Pratiques ayant démontré leur efficacité concernant la prévention des RPS dans les centres d’appels :

- Développer sens, respect et reconnaissance. Il est fondamental de définir précisément le périmètre et le contenu des postes et de dessiner une politique de reconnaissance qui n’oubliera pas la dimension immatérielle. Par exemple, il est important de communiquer dans l’entreprise sur le principe que conseillé de clientèle est un vrai métier. La reconnaissance passe également, par exemple, par la valorisation des idées d’amélioration des processus que peuvent proposer les conseillers.
- Définir des objectifs de rendement réalistes et une stratégie de rémunération équilibrée. Les écueils concernant la stratégie de rémunération sont bien connus. Si la rémunération est basée sur des critères uniquement individuels, des mécanismes de défiance et concurrence sauvage peuvent s’instaurer entre les salariés. Si les critères sont exclusivement collectifs, le risque du « passager clandestin » (celui ou celle qui profite du travail des autres) est fort. Ces deux risques sont particulièrement problématiques dans un contexte où la charge mentale et le bruit conduisent naturellement à une certaine tension. L’idée est donc de construire un système de rémunération basé sur les performances individuelles et collectives. Il permet ainsi de reconnaître la performance individuelle tout en maintenant un esprit d’équipe. Il est également important de faire vivre ce système en l’améliorant par itérations successives dans le cadre d’un travail participatif.
- Développer la diversité (H/F, ethnique, générationnel, handicap). De manière générale les « cool centers » ont compris la valeur ajoutée de la diversité dans la constitution de leurs équipes (notamment en raison du partage et de la mise en perspective d’expériences que la diversité favorise). La diversité de genre semble particulièrement importante dans les centres d’appels où la proportion de femmes est souvent très élevée.
- Gérer des évolutions de carrière. Un problème important dans les centres d’appel est de gérer la monotonie que la plupart des conseillers ressentent généralement après 2-3 ans d’activité. S’il n’y a pas de recette miracle, plusieurs solutions peuvent être envisagées. La première consiste à privilégier quand c’est possible les évolutions de poste en interne. Le processus global d’évolution interne doit cependant être construit sur les fondations théoriques de la justice organisationnelle pour réduire le sentiment de frustration que les candidats éconduits pourraient ressentir. La seconde solution consiste à travailler sur la polyvalence et proposer une diversification des tâches.

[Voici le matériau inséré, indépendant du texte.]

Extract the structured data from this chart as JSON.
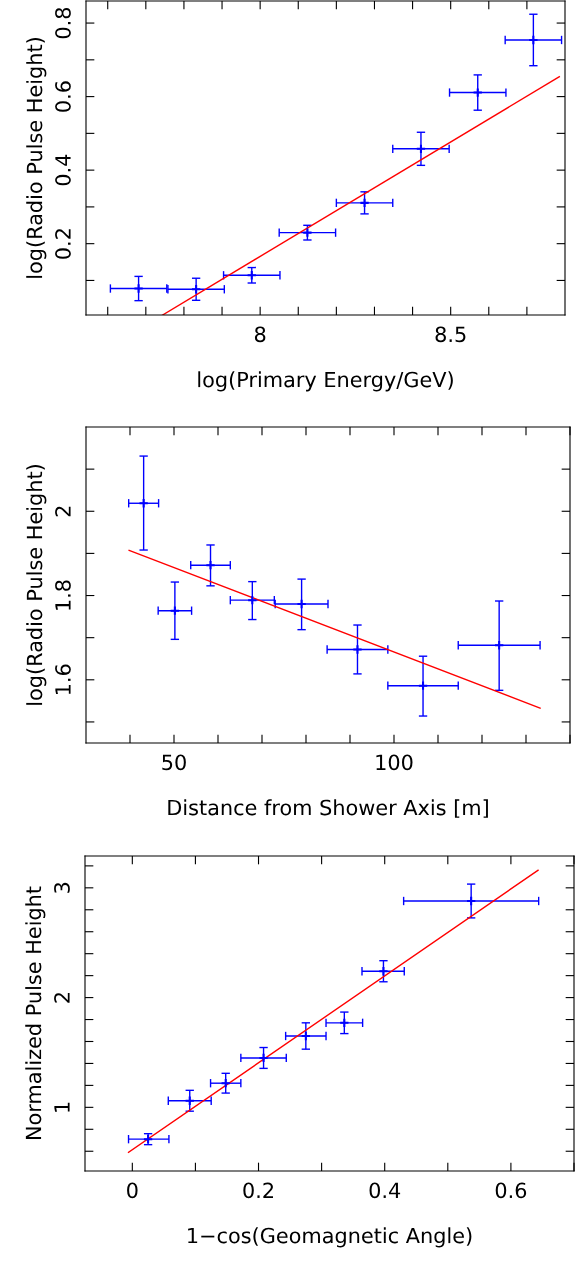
{
  "chart_data": [
    {
      "type": "scatter",
      "xlabel": "log(Primary Energy/GeV)",
      "ylabel": "log(Radio Pulse Height)",
      "grid": false,
      "legend": false,
      "xlim": [
        7.543,
        8.8
      ],
      "ylim": [
        0.006,
        0.86
      ],
      "xticks": [
        {
          "value": 7.6,
          "label": null
        },
        {
          "value": 7.7,
          "label": null
        },
        {
          "value": 7.8,
          "label": null
        },
        {
          "value": 7.9,
          "label": null
        },
        8,
        {
          "value": 8.1,
          "label": null
        },
        {
          "value": 8.2,
          "label": null
        },
        {
          "value": 8.3,
          "label": null
        },
        {
          "value": 8.4,
          "label": null
        },
        8.5,
        {
          "value": 8.6,
          "label": null
        },
        {
          "value": 8.7,
          "label": null
        }
      ],
      "yticks": [
        {
          "value": 0.1,
          "label": null
        },
        0.2,
        {
          "value": 0.3,
          "label": null
        },
        0.4,
        {
          "value": 0.5,
          "label": null
        },
        0.6,
        {
          "value": 0.7,
          "label": null
        },
        0.8
      ],
      "series": [
        {
          "marker": "cross",
          "color": "#0000ff",
          "x": [
            7.681,
            7.832,
            7.978,
            8.124,
            8.274,
            8.422,
            8.571,
            8.717
          ],
          "values": [
            0.078,
            0.076,
            0.114,
            0.23,
            0.311,
            0.458,
            0.611,
            0.754
          ],
          "errors": [
            0.033,
            0.03,
            0.021,
            0.02,
            0.03,
            0.045,
            0.048,
            0.07
          ],
          "xerrors": [
            0.074,
            0.074,
            0.074,
            0.074,
            0.074,
            0.074,
            0.074,
            0.074
          ]
        },
        {
          "type": "line",
          "color": "#ff0000",
          "x": [
            7.744,
            8.785
          ],
          "values": [
            0.006,
            0.654
          ]
        }
      ]
    },
    {
      "type": "scatter",
      "xlabel": "Distance from Shower Axis [m]",
      "ylabel": "log(Radio Pulse Height)",
      "grid": false,
      "legend": false,
      "xlim": [
        30,
        140
      ],
      "ylim": [
        1.45,
        2.2
      ],
      "xticks": [
        {
          "value": 40,
          "label": null
        },
        50,
        {
          "value": 60,
          "label": null
        },
        {
          "value": 70,
          "label": null
        },
        {
          "value": 80,
          "label": null
        },
        {
          "value": 90,
          "label": null
        },
        100,
        {
          "value": 110,
          "label": null
        },
        {
          "value": 120,
          "label": null
        },
        {
          "value": 130,
          "label": null
        },
        {
          "value": 140,
          "label": null
        }
      ],
      "yticks": [
        {
          "value": 1.5,
          "label": null
        },
        1.6,
        {
          "value": 1.7,
          "label": null
        },
        1.8,
        {
          "value": 1.9,
          "label": null
        },
        2,
        {
          "value": 2.1,
          "label": null
        }
      ],
      "series": [
        {
          "marker": "cross",
          "color": "#0000ff",
          "x": [
            43.1,
            50.2,
            58.3,
            67.8,
            79.0,
            91.7,
            106.6,
            123.9
          ],
          "values": [
            2.019,
            1.764,
            1.872,
            1.789,
            1.78,
            1.672,
            1.586,
            1.682
          ],
          "errors": [
            [
              1.908,
              2.131
            ],
            [
              1.696,
              1.832
            ],
            [
              1.823,
              1.92
            ],
            [
              1.743,
              1.833
            ],
            [
              1.719,
              1.839
            ],
            [
              1.614,
              1.73
            ],
            [
              1.514,
              1.656
            ],
            [
              1.575,
              1.787
            ]
          ],
          "xerrors": [
            3.4,
            3.8,
            4.5,
            5.0,
            6.0,
            6.9,
            8.0,
            9.3
          ]
        },
        {
          "type": "line",
          "color": "#ff0000",
          "x": [
            39.8,
            133.2
          ],
          "values": [
            1.907,
            1.533
          ]
        }
      ]
    },
    {
      "type": "scatter",
      "xlabel": "1−cos(Geomagnetic Angle)",
      "ylabel": "Normalized Pulse Height",
      "grid": false,
      "legend": false,
      "xlim": [
        -0.075,
        0.7
      ],
      "ylim": [
        0.42,
        3.29
      ],
      "xticks": [
        0,
        {
          "value": 0.1,
          "label": null
        },
        0.2,
        {
          "value": 0.3,
          "label": null
        },
        0.4,
        {
          "value": 0.5,
          "label": null
        },
        0.6,
        {
          "value": 0.7,
          "label": null
        }
      ],
      "yticks": [
        {
          "value": 0.6,
          "label": null
        },
        {
          "value": 0.8,
          "label": null
        },
        1,
        {
          "value": 1.2,
          "label": null
        },
        {
          "value": 1.4,
          "label": null
        },
        {
          "value": 1.6,
          "label": null
        },
        {
          "value": 1.8,
          "label": null
        },
        2,
        {
          "value": 2.2,
          "label": null
        },
        {
          "value": 2.4,
          "label": null
        },
        {
          "value": 2.6,
          "label": null
        },
        {
          "value": 2.8,
          "label": null
        },
        3,
        {
          "value": 3.2,
          "label": null
        }
      ],
      "series": [
        {
          "marker": "cross",
          "color": "#0000ff",
          "x": [
            0.025,
            0.091,
            0.148,
            0.208,
            0.275,
            0.336,
            0.398,
            0.537
          ],
          "values": [
            0.71,
            1.06,
            1.22,
            1.45,
            1.65,
            1.77,
            2.24,
            2.88
          ],
          "errors": [
            0.05,
            0.095,
            0.09,
            0.095,
            0.12,
            0.098,
            0.096,
            0.154
          ],
          "xerrors": [
            [
              -0.006,
              0.058
            ],
            [
              0.057,
              0.125
            ],
            [
              0.124,
              0.172
            ],
            [
              0.172,
              0.244
            ],
            [
              0.243,
              0.307
            ],
            [
              0.307,
              0.365
            ],
            [
              0.364,
              0.431
            ],
            [
              0.43,
              0.644
            ]
          ]
        },
        {
          "type": "line",
          "color": "#ff0000",
          "x": [
            -0.006,
            0.643
          ],
          "values": [
            0.59,
            3.16
          ]
        }
      ]
    }
  ]
}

- Un plan de formation conséquent. Il se décompose généralement de quelques semaines de formation pour les nouveaux entrants avant la prise de leur poste et d’un accompagnement individuel par un système de parrainage.
- Un investissement fort concernant la formation des superviseurs. Si leur rôle est fondamental dans la gestion des opérations sur les plateaux téléphoniques, il l’est tout autant dans la prévention des RPS. Leur (difficile) tâche de courroie de transmission dans un contexte de forte charge mentale nécessite une sérieuse formation aux bases du management et en particulier à la communication interpersonnelle et à la gestion de conflit. Cet investissement dans la formation des superviseurs est d’autant plus important et nécessaire si l’entreprise a une politique d’évolution interne.
- Ne pas faire d’impasse sur la communication.  Les conseillers clientèle qui passent plusieurs heures par jour au téléphone, comprennent et supportent mal l’absence de communication au sein de leur service. Il faut donc définir un mode d’échanges participatif et valorisant, organiser régulièrement des réunions d’information, des réunions d’échange avec les superviseurs et pratiquer une communication ouverte qui favorise l’expression de troubles ressentis plutôt que de concourir à leur refoulement.
- Une modélisation précise de la charge de travail. Cette dernière permet d’anticiper les périodes pleines et de recruter et former du personnel en conséquence pour éviter les surcharges de travail.
- Travailler sur les grands principes de l’ergonomie (bruit, lumière).